KANTİN SAVAŞLARI--20

43 15 161
                                    

"Onlar kim?" Yanı başımdan gelen sesle gözlerimi kafeteryanın ortasında ki Beren ile Todoroki'den ayırdım. Kafamı hafiften çevirdiğim Awaiza sensei'nin kızını gördüm. Yanıma oturdu. Dikkatim dağıldığı için konudan bağımsız bir şekilde konuştum.

"Kim kim?" Eliyle Beren'i işaret etti.

"Onlar" Kafamı tekrardan çevirdiğimde baygın bir ses tonuyla konuşmaya başladım.

"Uzun bir süre önce kaçırılmışlardı." Kız merakla sormaya devam ediyordu.

"Sadece o ikisi mi? Babam üç kişi olduklarını söylemişti. Ama hiç yüzlerini görmedim."

"Hm evet Sudenur diye biri daha vardı ama o daha-" Bir anda yerimden sıçradım. "AMAN ALLAH'IM SUDENUR!" Kız anlam veremeyen bakışlarla bana bakarken ben de var gücümle Beren'in yanına koştum.

"Beren!" Dedim nefes nefese. "Sudenur... O nerde!" Eliyle çenesini tuttuktan sonra oldukça sakin bir şekilde konuştu.

"Hala orada?"

"O neden kaçmadı!"

"Biz zaten kaçmadık ki"

"Ha" Yüzüme boş boş bakıyordu. Şaka yaptığını düşünmeye başlamıştım.

"Bizi saldılar onu salmadılar." Sinirle konuşmaya devam ettim.

"Sizi bıraktılar ama onu bırakmadılar demek ha... BUNLARIN DERDİ NE NİYE YANİ KIÇLARINDA KURT MU VAR AMK NİYE ONU DA BIRAKMADILAR DA BİZE İŞ ÇIKARDILAR LAN!" Ben sinir patlaması geçirirken bütün herkesin gözlerini üzerimde hissettim. Kahretsin rezil oldum... Rezil oldum....

"Eyvallah kardeşim sağ ol iltifatlar için" Elini göğsüne vurup dalga geçen Todroki'ye kötü bir bakış attım. Hani villain ya üstüne alındı yumurcak. 

"Seni daha sonra sorguya çekeceğim!" Sinirle tekrardan eski yerime döndüm. Masada bana şaşkınlıkla bakan Midoriya ile Beyza'ya baktım.

"Ne var!" Beyza dudaklarını birbirine bastırarak kahkahasını tutuyordu. Söze Midoriya girdi.

"Yemin ederim tersin pismiş." Masadaki tepsiyi alıp kafasına vurdum.

"Sana ne benim tersimden be!" Kafasını tutan Midoriya geri çekileyim derken sandalyeyle birlikte geriye düştü. Bu sefer kahkaha atma sırası bendeydi. Beyza ise kahkahasını salmış yaşadığımız gülünç durumu izliyordu.

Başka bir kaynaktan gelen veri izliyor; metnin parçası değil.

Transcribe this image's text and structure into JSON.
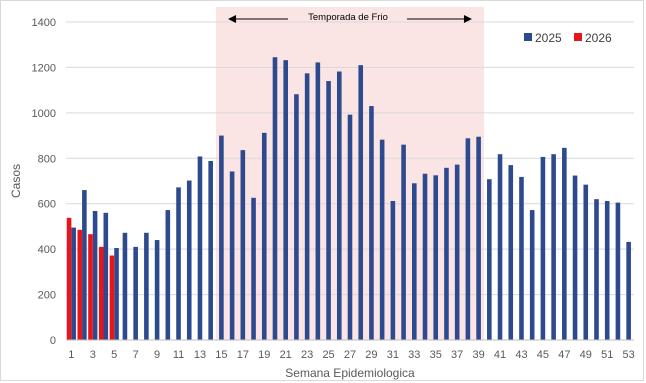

"Ah kafam!" Masaya tutunarak ayağa kalkan Midoriya ters bir şekilde konuştu. "Düşen sen olsaydın da bu kadar gülebilecek miydin acaba?" Bu lafına karşı daha da bir kahkaha krizine girdim.

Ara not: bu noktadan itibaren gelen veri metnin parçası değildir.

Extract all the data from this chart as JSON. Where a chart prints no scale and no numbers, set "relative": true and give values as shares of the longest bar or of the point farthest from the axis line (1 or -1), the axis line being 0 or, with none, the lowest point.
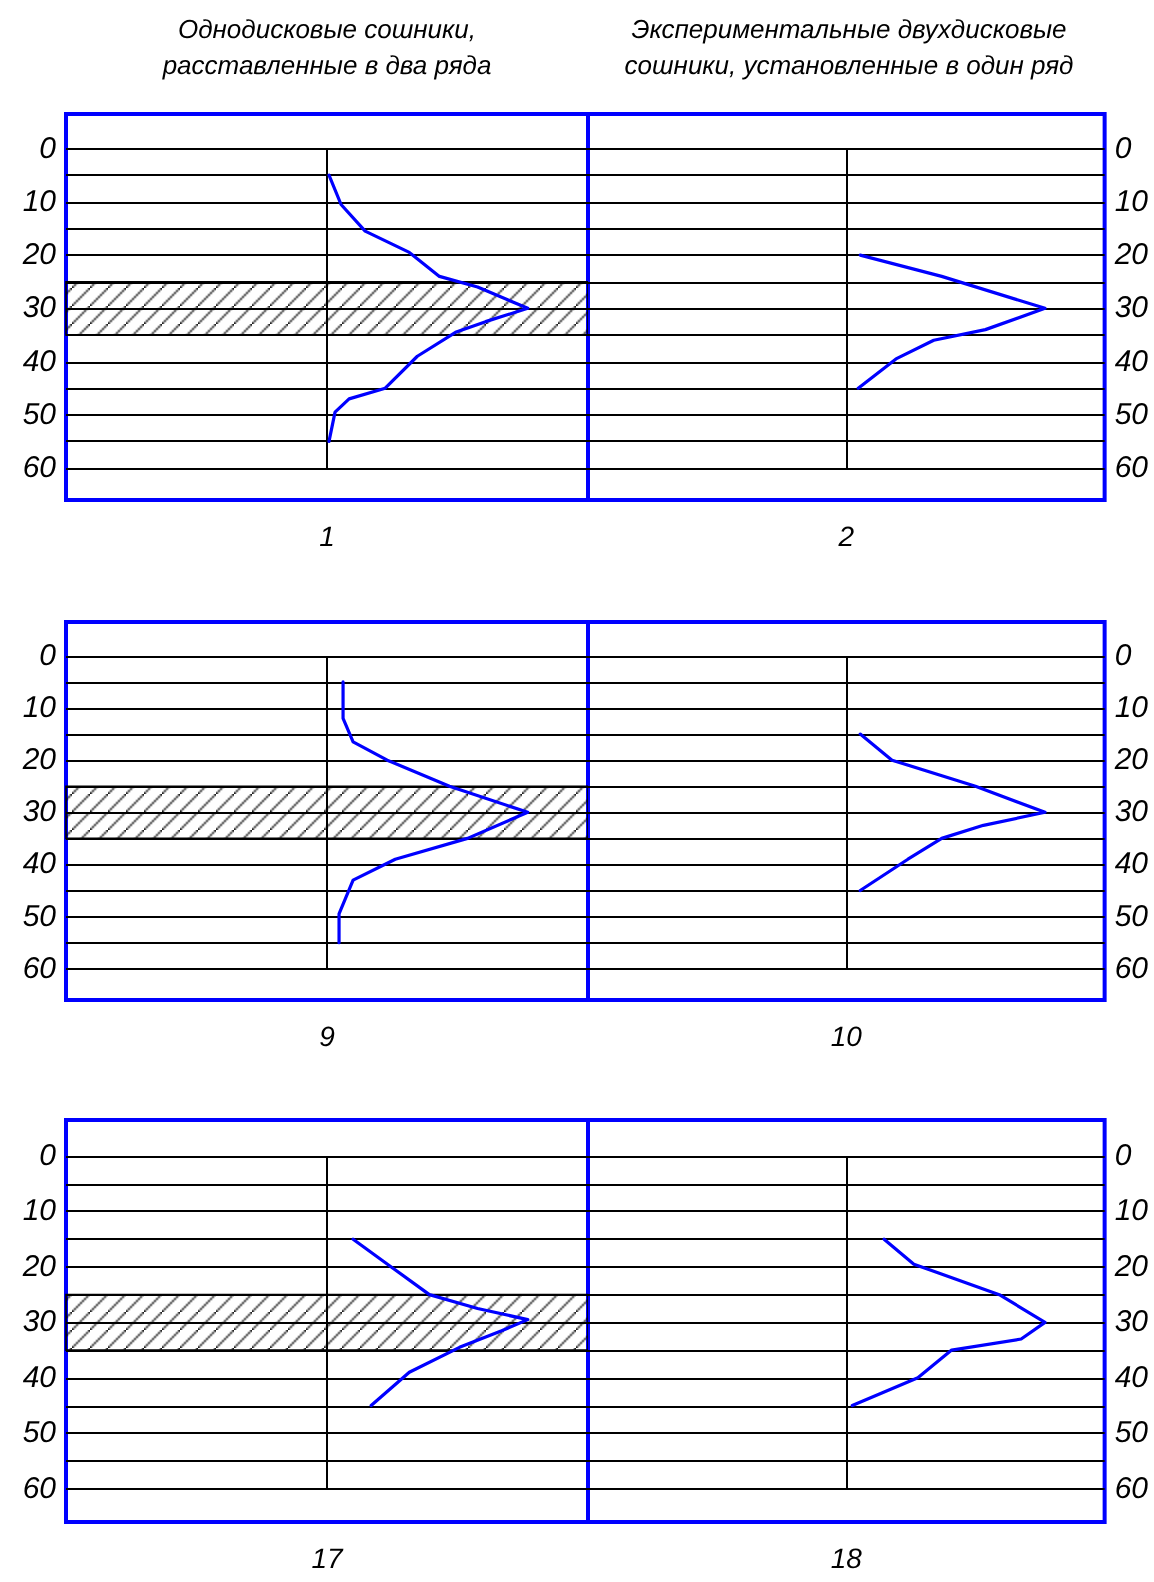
{
  "chart_data": [
    {
      "type": "line",
      "orientation": "horizontal",
      "title": "Однодисковые сошники, расставленные в два ряда",
      "xlabel": "1",
      "relative": true,
      "ylim": [
        66,
        -6.5
      ],
      "yticks": [
        0,
        {
          "value": 5,
          "label": null
        },
        10,
        {
          "value": 15,
          "label": null
        },
        20,
        {
          "value": 25,
          "label": null
        },
        30,
        {
          "value": 35,
          "label": null
        },
        40,
        {
          "value": 45,
          "label": null
        },
        50,
        {
          "value": 55,
          "label": null
        },
        60
      ],
      "tick_labels": "y",
      "grid": "y",
      "bands": [
        {
          "axis": "y",
          "from": 25,
          "to": 35,
          "color": "#000000"
        }
      ],
      "series": [
        {
          "color": "#0000ff",
          "x": [
            5,
            10.5,
            15.5,
            19.5,
            24,
            26,
            30,
            32.5,
            34.5,
            39,
            45,
            47,
            49.5,
            55
          ],
          "values": [
            0.01,
            0.07,
            0.19,
            0.41,
            0.56,
            0.75,
            1,
            0.79,
            0.64,
            0.45,
            0.29,
            0.11,
            0.04,
            0.01
          ]
        }
      ]
    },
    {
      "type": "line",
      "orientation": "horizontal",
      "title": "Экспериментальные двухдисковые сошники, установленные в один ряд",
      "xlabel": "2",
      "relative": true,
      "ylim": [
        66,
        -6.5
      ],
      "yticks": [
        0,
        {
          "value": 5,
          "label": null
        },
        10,
        {
          "value": 15,
          "label": null
        },
        20,
        {
          "value": 25,
          "label": null
        },
        30,
        {
          "value": 35,
          "label": null
        },
        40,
        {
          "value": 45,
          "label": null
        },
        50,
        {
          "value": 55,
          "label": null
        },
        60
      ],
      "tick_labels": "y",
      "grid": "y",
      "series": [
        {
          "color": "#0000ff",
          "x": [
            20,
            24,
            30,
            34,
            36,
            39.5,
            45
          ],
          "values": [
            0.07,
            0.48,
            1,
            0.7,
            0.44,
            0.25,
            0.06
          ]
        }
      ]
    },
    {
      "type": "line",
      "orientation": "horizontal",
      "xlabel": "9",
      "relative": true,
      "ylim": [
        66,
        -6.5
      ],
      "yticks": [
        0,
        {
          "value": 5,
          "label": null
        },
        10,
        {
          "value": 15,
          "label": null
        },
        20,
        {
          "value": 25,
          "label": null
        },
        30,
        {
          "value": 35,
          "label": null
        },
        40,
        {
          "value": 45,
          "label": null
        },
        50,
        {
          "value": 55,
          "label": null
        },
        60
      ],
      "tick_labels": "y",
      "grid": "y",
      "bands": [
        {
          "axis": "y",
          "from": 25,
          "to": 35,
          "color": "#000000"
        }
      ],
      "series": [
        {
          "color": "#0000ff",
          "x": [
            5,
            12,
            16.5,
            20,
            25,
            30,
            35,
            39,
            43,
            49.5,
            55
          ],
          "values": [
            0.08,
            0.08,
            0.13,
            0.3,
            0.61,
            1,
            0.7,
            0.34,
            0.13,
            0.06,
            0.06
          ]
        }
      ]
    },
    {
      "type": "line",
      "orientation": "horizontal",
      "xlabel": "10",
      "relative": true,
      "ylim": [
        66,
        -6.5
      ],
      "yticks": [
        0,
        {
          "value": 5,
          "label": null
        },
        10,
        {
          "value": 15,
          "label": null
        },
        20,
        {
          "value": 25,
          "label": null
        },
        30,
        {
          "value": 35,
          "label": null
        },
        40,
        {
          "value": 45,
          "label": null
        },
        50,
        {
          "value": 55,
          "label": null
        },
        60
      ],
      "tick_labels": "y",
      "grid": "y",
      "series": [
        {
          "color": "#0000ff",
          "x": [
            15,
            20,
            25,
            30,
            32.5,
            35,
            39,
            45
          ],
          "values": [
            0.07,
            0.23,
            0.65,
            1,
            0.69,
            0.48,
            0.31,
            0.07
          ]
        }
      ]
    },
    {
      "type": "line",
      "orientation": "horizontal",
      "xlabel": "17",
      "relative": true,
      "ylim": [
        66,
        -6.5
      ],
      "yticks": [
        0,
        {
          "value": 5,
          "label": null
        },
        10,
        {
          "value": 15,
          "label": null
        },
        20,
        {
          "value": 25,
          "label": null
        },
        30,
        {
          "value": 35,
          "label": null
        },
        40,
        {
          "value": 45,
          "label": null
        },
        50,
        {
          "value": 55,
          "label": null
        },
        60
      ],
      "tick_labels": "y",
      "grid": "y",
      "bands": [
        {
          "axis": "y",
          "from": 25,
          "to": 35,
          "color": "#000000"
        }
      ],
      "series": [
        {
          "color": "#0000ff",
          "x": [
            15,
            20,
            25,
            27.5,
            29.5,
            31.5,
            34.5,
            39,
            45
          ],
          "values": [
            0.13,
            0.32,
            0.51,
            0.75,
            1,
            0.87,
            0.66,
            0.41,
            0.22
          ]
        }
      ]
    },
    {
      "type": "line",
      "orientation": "horizontal",
      "xlabel": "18",
      "relative": true,
      "ylim": [
        66,
        -6.5
      ],
      "yticks": [
        0,
        {
          "value": 5,
          "label": null
        },
        10,
        {
          "value": 15,
          "label": null
        },
        20,
        {
          "value": 25,
          "label": null
        },
        30,
        {
          "value": 35,
          "label": null
        },
        40,
        {
          "value": 45,
          "label": null
        },
        50,
        {
          "value": 55,
          "label": null
        },
        60
      ],
      "tick_labels": "y",
      "grid": "y",
      "series": [
        {
          "color": "#0000ff",
          "x": [
            15,
            19.5,
            25,
            30,
            33,
            35,
            40,
            45
          ],
          "values": [
            0.19,
            0.34,
            0.77,
            1,
            0.88,
            0.53,
            0.36,
            0.03
          ]
        }
      ]
    }
  ]
}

"Ehh! Susun be aptallar!" dedi Bakugou sinirle masada ki makarna dolu tabağı kafama fırlatırken. Ağzım açık bir şekilde rezil halde ki kıyafetime baktım. Şimdi ise bütün masa yıkılıyordu. Sinirle elim boş tabağa gitti.

"Ne yapıyorsun be salak!" Elimde ki tabak Baugou'nun kafasında parçalanmıştı. Elimle oh olsun der gibi bir işaret yaptım. Kahkahalara boğulmuş Midoriya ile Beyza'ya kötü bir bakış attım. O sırada masanın ortasında yaratılan bir patlama ile geriye uçtum.

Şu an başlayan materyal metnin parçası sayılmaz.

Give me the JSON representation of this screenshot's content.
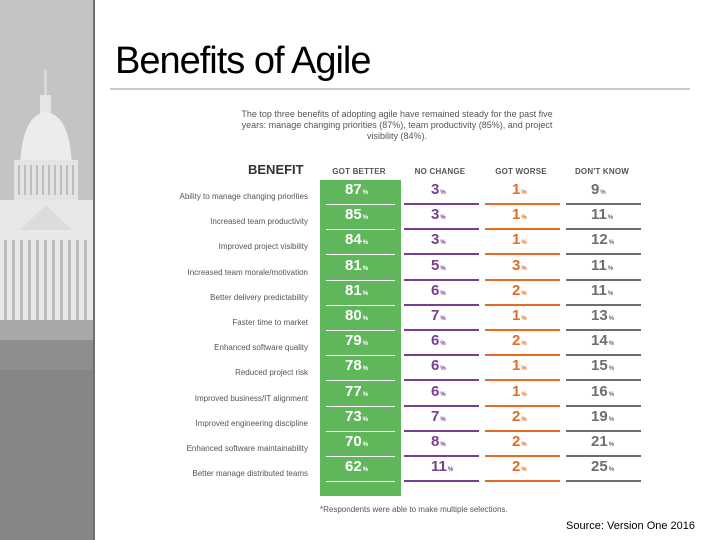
{
  "slide": {
    "title": "Benefits of Agile",
    "source": "Source: Version One 2016"
  },
  "sidebar": {
    "image_icon": "capitol-building-image",
    "colors": {
      "sky": "#c4c4c4",
      "building": "#e8e8e8",
      "ground": "#8e8e8e"
    }
  },
  "infographic": {
    "intro": "The top three benefits of adopting agile have remained steady for the past five years: manage changing priorities (87%), team productivity (85%), and project visibility (84%).",
    "header_benefit": "BENEFIT",
    "headers": [
      "GOT BETTER",
      "NO CHANGE",
      "GOT WORSE",
      "DON'T KNOW"
    ],
    "pct_symbol": "%",
    "colors": {
      "got_better": "#5fb65b",
      "no_change": "#7a3f90",
      "got_worse": "#e46b1f",
      "dont_know": "#6e6e6e"
    },
    "rows": [
      {
        "benefit": "Ability to manage changing priorities",
        "values": [
          "87",
          "3",
          "1",
          "9"
        ]
      },
      {
        "benefit": "Increased team productivity",
        "values": [
          "85",
          "3",
          "1",
          "11"
        ]
      },
      {
        "benefit": "Improved project visibility",
        "values": [
          "84",
          "3",
          "1",
          "12"
        ]
      },
      {
        "benefit": "Increased team morale/motivation",
        "values": [
          "81",
          "5",
          "3",
          "11"
        ]
      },
      {
        "benefit": "Better delivery predictability",
        "values": [
          "81",
          "6",
          "2",
          "11"
        ]
      },
      {
        "benefit": "Faster time to market",
        "values": [
          "80",
          "7",
          "1",
          "13"
        ]
      },
      {
        "benefit": "Enhanced software quality",
        "values": [
          "79",
          "6",
          "2",
          "14"
        ]
      },
      {
        "benefit": "Reduced project risk",
        "values": [
          "78",
          "6",
          "1",
          "15"
        ]
      },
      {
        "benefit": "Improved business/IT alignment",
        "values": [
          "77",
          "6",
          "1",
          "16"
        ]
      },
      {
        "benefit": "Improved engineering discipline",
        "values": [
          "73",
          "7",
          "2",
          "19"
        ]
      },
      {
        "benefit": "Enhanced software maintainability",
        "values": [
          "70",
          "8",
          "2",
          "21"
        ]
      },
      {
        "benefit": "Better manage distributed teams",
        "values": [
          "62",
          "11",
          "2",
          "25"
        ]
      }
    ],
    "footnote": "*Respondents were able to make multiple selections."
  }
}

"Ne oluyor!" Şu yeni kız ksrgaşayı anlamaya çalışıyordu. Midoriya kısa bir şekilde açıkladı.

"Bu ikisinin klasik kavgaları. Alıştık artık." Sinirle düştüğüm yerden bağırdım.

"Gösteririm sana klasik kavgayı!"

"Ha" Hemen diğer elimle bileğimi tuttum ve onu sırılsıklam yapana kadar ıslattım. Kaygan zeminde yürüyemeyen Midoriya yere yapıştı. O sırada kahkahalarının arasında bir az ciddileşen Beyza araya girdi.